Influence of temperature and nutrient supply on the biogeochemical function and diversity of ocean microbes

Investigating how ocean circulation in eastern Australia influences the diversity and function of microbial communities.
Voyage No

IN2016_V04

30 Aug, 2016

to

23 Sep, 2016

Sydney

to

Brisbane

Chief Scientist

Dr Martina Doblin

Institution

University of Technology Sydney

Voyage summary

Research voyage to the east coast of Australia to study ocean microbes.

Microbes drive ocean biogeochemical cycles and regulate Earth’s climate yet are poorly represented in ocean-climate models. This project will use state-of-the-art cell sorting and molecular analysis techniques to gain a deeper understanding of microbial diversity and nutrient utilisation in waters influenced by Australia’s warming and strengthening East Australia Current (EAC). This research will provide managers and industry with more accurate insight into the effects of ongoing ocean change on the delivery of essential ecosystem services in eastern Australian waters.
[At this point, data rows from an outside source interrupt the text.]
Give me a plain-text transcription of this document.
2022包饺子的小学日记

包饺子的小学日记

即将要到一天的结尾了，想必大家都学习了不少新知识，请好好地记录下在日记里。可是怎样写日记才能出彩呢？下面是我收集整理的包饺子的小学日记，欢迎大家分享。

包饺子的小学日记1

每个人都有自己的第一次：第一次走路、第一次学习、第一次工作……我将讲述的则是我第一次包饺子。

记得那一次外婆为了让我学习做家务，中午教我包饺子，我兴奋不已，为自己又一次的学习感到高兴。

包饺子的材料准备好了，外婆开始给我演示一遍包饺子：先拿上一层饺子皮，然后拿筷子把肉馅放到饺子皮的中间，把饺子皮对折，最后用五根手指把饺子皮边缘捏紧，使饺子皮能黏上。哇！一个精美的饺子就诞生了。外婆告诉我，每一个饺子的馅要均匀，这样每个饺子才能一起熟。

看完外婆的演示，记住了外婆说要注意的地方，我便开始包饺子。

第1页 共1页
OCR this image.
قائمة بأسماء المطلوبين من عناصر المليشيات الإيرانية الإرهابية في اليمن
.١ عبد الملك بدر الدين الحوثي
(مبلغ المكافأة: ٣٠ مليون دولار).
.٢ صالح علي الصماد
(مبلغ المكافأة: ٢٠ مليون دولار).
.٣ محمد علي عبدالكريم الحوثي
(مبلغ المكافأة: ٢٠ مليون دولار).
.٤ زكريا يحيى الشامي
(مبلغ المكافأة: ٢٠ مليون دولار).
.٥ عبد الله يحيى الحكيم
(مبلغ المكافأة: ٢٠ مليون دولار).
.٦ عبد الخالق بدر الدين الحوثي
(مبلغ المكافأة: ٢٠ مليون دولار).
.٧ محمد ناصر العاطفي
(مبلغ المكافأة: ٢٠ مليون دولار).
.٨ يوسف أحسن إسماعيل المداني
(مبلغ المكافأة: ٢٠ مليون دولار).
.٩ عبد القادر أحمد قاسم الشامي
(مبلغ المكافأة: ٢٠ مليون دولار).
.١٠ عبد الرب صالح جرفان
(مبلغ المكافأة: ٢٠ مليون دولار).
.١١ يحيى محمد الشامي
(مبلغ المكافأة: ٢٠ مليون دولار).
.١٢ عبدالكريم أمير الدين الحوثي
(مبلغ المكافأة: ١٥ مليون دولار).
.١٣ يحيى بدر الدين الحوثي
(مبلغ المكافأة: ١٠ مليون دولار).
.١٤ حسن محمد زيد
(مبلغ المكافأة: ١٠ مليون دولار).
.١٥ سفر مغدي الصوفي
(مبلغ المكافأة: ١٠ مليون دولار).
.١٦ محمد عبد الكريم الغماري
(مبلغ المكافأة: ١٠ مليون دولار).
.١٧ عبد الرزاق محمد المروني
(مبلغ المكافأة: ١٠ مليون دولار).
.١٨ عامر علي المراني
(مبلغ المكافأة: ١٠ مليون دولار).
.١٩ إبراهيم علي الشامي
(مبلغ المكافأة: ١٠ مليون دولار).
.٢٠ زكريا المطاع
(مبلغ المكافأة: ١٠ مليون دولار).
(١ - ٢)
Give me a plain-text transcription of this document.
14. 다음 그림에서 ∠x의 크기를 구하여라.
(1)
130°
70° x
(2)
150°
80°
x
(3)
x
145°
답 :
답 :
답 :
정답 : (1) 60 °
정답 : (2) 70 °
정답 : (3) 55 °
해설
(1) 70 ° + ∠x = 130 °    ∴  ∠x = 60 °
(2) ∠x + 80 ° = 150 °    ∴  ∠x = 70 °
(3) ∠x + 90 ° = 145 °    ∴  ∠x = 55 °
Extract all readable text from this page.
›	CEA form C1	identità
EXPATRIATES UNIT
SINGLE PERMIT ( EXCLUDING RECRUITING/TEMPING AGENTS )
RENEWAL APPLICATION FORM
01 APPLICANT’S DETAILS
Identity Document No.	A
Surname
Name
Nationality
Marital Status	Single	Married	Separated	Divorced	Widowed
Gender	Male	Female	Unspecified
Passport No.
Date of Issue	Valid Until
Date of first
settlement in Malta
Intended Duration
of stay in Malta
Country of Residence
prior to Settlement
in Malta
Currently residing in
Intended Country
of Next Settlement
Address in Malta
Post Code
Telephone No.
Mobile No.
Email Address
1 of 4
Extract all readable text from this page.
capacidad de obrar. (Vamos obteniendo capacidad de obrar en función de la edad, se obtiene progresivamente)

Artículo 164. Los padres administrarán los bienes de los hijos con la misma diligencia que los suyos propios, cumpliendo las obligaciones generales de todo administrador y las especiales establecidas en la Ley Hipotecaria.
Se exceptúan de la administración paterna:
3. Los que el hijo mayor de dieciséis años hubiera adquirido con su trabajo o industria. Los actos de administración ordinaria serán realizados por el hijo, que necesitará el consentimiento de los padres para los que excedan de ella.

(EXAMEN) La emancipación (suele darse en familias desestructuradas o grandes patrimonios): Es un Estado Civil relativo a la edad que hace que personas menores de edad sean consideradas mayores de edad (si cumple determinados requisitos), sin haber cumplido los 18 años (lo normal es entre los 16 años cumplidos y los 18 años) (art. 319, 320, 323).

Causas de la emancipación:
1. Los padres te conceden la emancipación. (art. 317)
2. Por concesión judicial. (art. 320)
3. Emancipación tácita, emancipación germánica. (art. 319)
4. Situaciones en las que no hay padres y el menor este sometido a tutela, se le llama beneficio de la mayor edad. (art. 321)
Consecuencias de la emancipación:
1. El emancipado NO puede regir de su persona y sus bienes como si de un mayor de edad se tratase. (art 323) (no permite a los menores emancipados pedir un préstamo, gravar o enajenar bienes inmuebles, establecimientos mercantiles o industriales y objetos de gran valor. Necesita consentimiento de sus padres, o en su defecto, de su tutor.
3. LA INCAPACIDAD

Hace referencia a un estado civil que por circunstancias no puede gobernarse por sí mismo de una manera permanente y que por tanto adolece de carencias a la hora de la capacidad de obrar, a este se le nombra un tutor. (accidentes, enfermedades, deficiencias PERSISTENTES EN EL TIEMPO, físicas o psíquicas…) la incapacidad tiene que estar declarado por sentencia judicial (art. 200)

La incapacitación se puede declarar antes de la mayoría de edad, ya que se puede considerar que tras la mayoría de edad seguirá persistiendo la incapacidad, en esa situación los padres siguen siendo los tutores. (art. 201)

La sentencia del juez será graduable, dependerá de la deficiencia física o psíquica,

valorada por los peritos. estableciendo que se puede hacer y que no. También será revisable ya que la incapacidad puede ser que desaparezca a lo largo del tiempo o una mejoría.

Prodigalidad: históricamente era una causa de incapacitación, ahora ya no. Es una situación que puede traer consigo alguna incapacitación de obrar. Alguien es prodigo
One supplementary project is included on this voyage:

  • Natural iron fertilisation of oceans around Australia: Linking terrestrial dust and bushfires to marine biogeochemistry (Dr Andrew Bowie, UTAS): Project to sample and conduct experiments on atmospheric particles containing terrestrial dust, bushfire smoke and anthropogenic emissions that are transported from Australia to its surrounding oceans.

Voyage blog:
Life in the EAC - Investigator voyage highlights

To help tell the story of our most recent voyage, we were joined by a guest writer on board RV Investigator, April Abbott from Macquarie University. On this voyage, April led a sediment coring project to measure the chemical composition of sediments off eastern Australia.

After a busy time at sea, April gives us her highlight reel from the trip.

Read more on CSIROscope
A squid with green eyes

Voyage impact

This voyage has provided a better understanding of the composition of microbes in relation to natural gradients of temperature and nutrients, and how microbes adapted to warm tropical conditions in north-eastern Australian waters change in structure or function as they are transported southward into temperate regions.

Zooplankton were found to be more abundant in cool water, including cyclonic eddies, and that these oceanographic features influence in the development of commercially important fish. Data collected will help to better understand this critical foodweb link. A program of research was also commenced that includes exploring the ocean microbiome, and understanding the links between oceanography and the marine foodweb, including larger consumers such as penguins.

Primary ocean productivity was mapped at unprecedented spatial resolution. Seafloor surveys during the voyage identified previously unknown underwater mountains and accurately determined the location of a shallow reef south of Montague Island.

Research resulting from this voyage will provide managers and industry with more accurate insight into the effects of ongoing climate change on the delivery of ecosystem services in eastern Australian waters. This information is essential to safeguard the biodiversity of our oceans, as well as the food and livelihoods of the people that depend on them.